Kaplan had the railroad car moved closer to the ship and procured feed and hay after which he endured “rain and snow for three days, a growing compost pile that assumed formidable proportions by the fourth day in the middle of the car, [and] six suspicious bulls.”

The Heifer Project’s six Brown Swiss pedigreed bulls after arrival in Greece, May 1945. Photo credit: UNRRA Photograph.
In the meantime, stalls were built under the forecastle deck, the location at the front of the ship that normally housed sailors’ living quarters. This meant having to get the bulls through a 2½-feet-wide doorway, “but it was the best location available,” Kaplan says.

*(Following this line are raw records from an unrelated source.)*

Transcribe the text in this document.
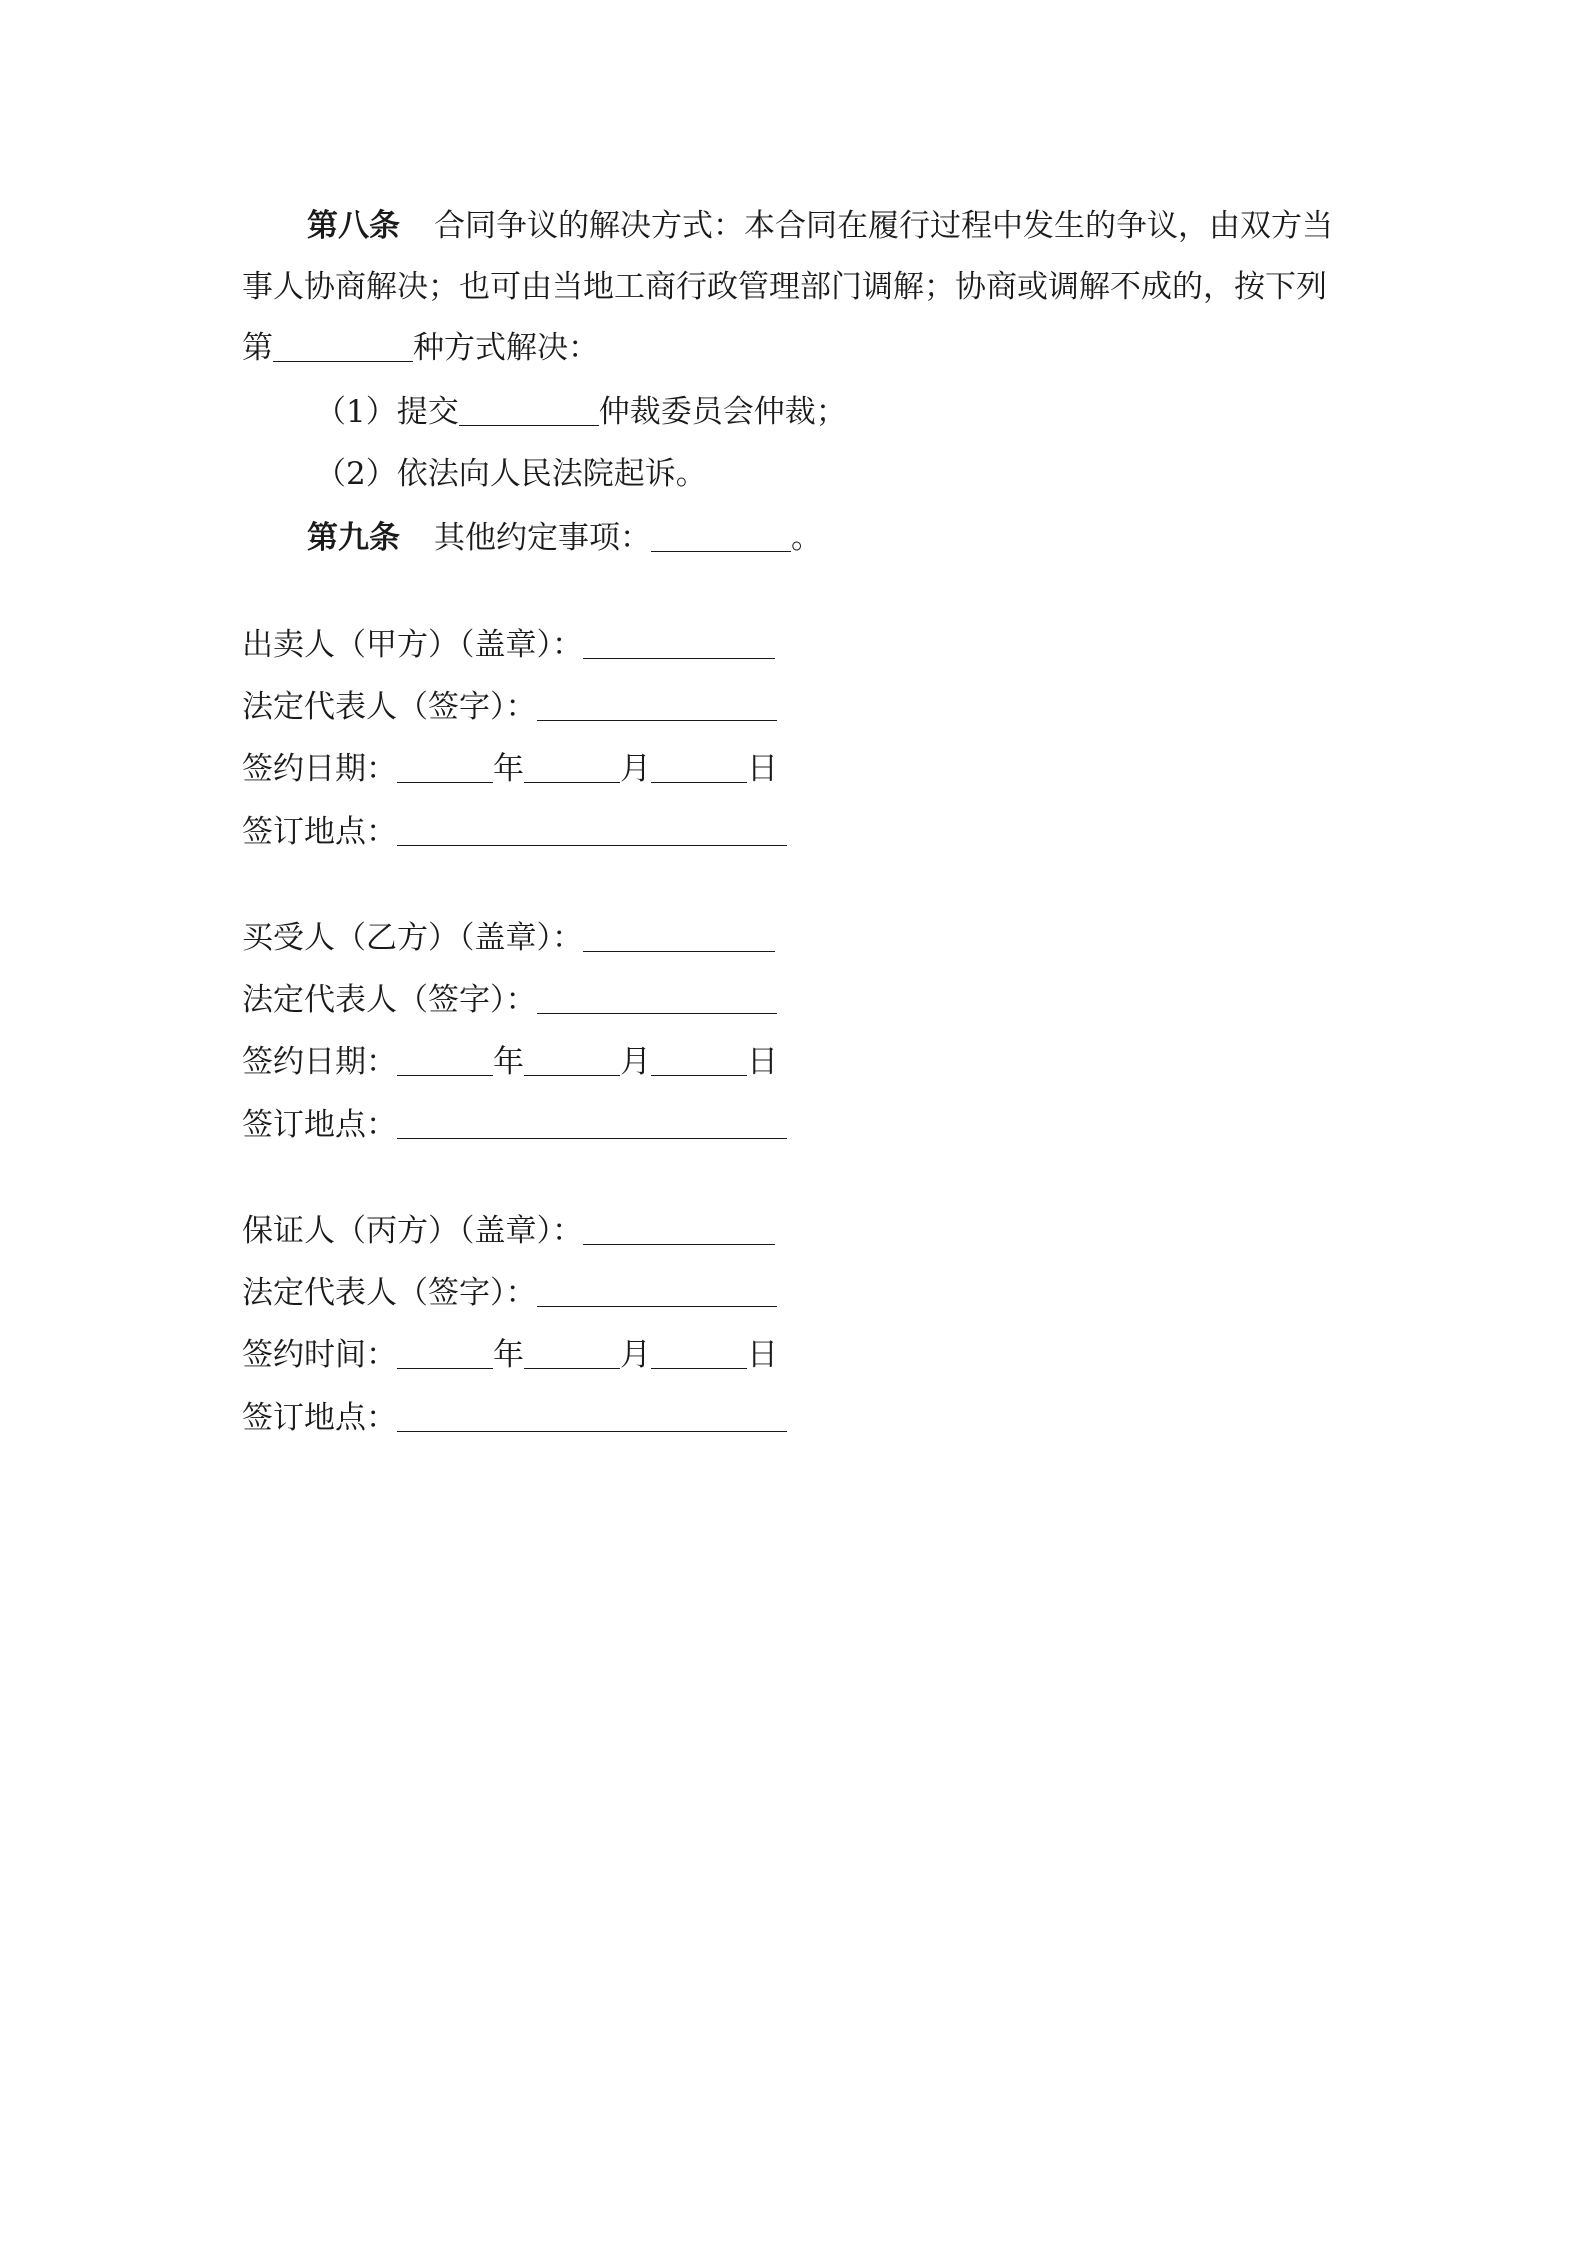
第八条 合同争议的解决方式：本合同在履行过程中发生的争议，由双方当
事人协商解决；也可由当地工商行政管理部门调解；协商或调解不成的，按下列
第	种方式解决：
（1）提交	仲裁委员会仲裁；
（2）依法向人民法院起诉。
第九条 其他约定事项：	。
出卖人（甲方）（盖章）：
法定代表人（签字）：
签约日期：	年	月	日
签订地点：
买受人（乙方）（盖章）：
法定代表人（签字）：
签约日期：	年	月	日
签订地点：
保证人（丙方）（盖章）：
法定代表人（签字）：
签约时间：	年	月	日
签订地点：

Departure was set for Monday, May 14. At 6:00 a.m., two hours before loading time, Kaplan says, “I fed the animals heavily to dull the edge of their tempers for the forthcoming excitement (my drugs hadn’t as yet arrived). There was little difficulty in moving the animals individually from the railroad car directly into a horse-box, thence by means of a crane onto the deck. The delicate procedure was to lead them through a narrow doorway, up a 20 feet long wooden ramp, over obstacles reminiscent of a steeple chase, into their individual stalls.” This task fell to Kaplan when the longshoremen, normally the only ones allowed to touch the cargo during loading, “formally invited” Kaplan “to lead the bulls to their stalls. . . . I led four of them and was chased by two,” Kaplan says, “but they all ended up in their respective places with a net result of one slightly squashed finger.”